Google calls this page-level configuration. One big advantage is that if we already have an access token stored in a cookie, it will execute the callback function on page load. Now that we have these, remove the params entirely:

// views/dashboard.twig
$('.js-google-signin').on('click', function(e) {
    // prevent the click from going to #
    e.preventDefault();

    gapi.auth.signIn();
});

Refresh the page. Instantly, the Sign in button disappears and our circles show up. Whether we're managing the access token on the server or in JavaScript, we can make it persist throughout a session. This isn't always clear, since the Facebook and Google SDK's do a lot automatically for us. Just keep thinking about how OAuth works and you'll be in great shape.
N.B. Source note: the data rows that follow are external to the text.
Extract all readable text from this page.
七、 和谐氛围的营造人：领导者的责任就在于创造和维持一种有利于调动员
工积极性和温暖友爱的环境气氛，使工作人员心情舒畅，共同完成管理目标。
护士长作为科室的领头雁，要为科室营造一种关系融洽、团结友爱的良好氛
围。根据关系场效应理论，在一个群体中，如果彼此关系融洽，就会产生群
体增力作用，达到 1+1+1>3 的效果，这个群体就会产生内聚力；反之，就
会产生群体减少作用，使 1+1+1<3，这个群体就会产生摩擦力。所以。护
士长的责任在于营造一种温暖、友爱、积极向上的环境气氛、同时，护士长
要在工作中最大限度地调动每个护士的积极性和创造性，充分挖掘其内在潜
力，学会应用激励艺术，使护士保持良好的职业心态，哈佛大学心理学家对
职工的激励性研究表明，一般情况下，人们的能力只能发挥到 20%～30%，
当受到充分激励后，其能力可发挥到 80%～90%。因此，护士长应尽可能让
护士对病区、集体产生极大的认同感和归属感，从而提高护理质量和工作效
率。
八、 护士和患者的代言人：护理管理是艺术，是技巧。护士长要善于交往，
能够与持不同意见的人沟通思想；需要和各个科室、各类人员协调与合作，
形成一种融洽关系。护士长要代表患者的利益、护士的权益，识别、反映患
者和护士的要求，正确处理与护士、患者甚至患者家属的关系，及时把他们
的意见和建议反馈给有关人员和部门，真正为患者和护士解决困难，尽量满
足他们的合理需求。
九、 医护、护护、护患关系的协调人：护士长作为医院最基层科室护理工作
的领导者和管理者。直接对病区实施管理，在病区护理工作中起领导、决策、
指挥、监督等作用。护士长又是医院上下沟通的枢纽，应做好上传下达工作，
In this chapter, we saw how you can choose between the authorization code or implicit grant type when starting the authorization process. And although it has nothing to do with grant types, we also saw how the authorization process can be done by redirecting the user, like we saw in past chapters, or by opening a popup and communicating with JavaScript. Which method you'll use will largely depend on the OAuth server and what it supports most easily.

But if you need a pure JavaScript solution that never touches the server, then you need the implicit grant type. Even if you can keep much of the flow in JavaScript, the authorization code still needs a server so that it can use the client secret to exchange the code for the token.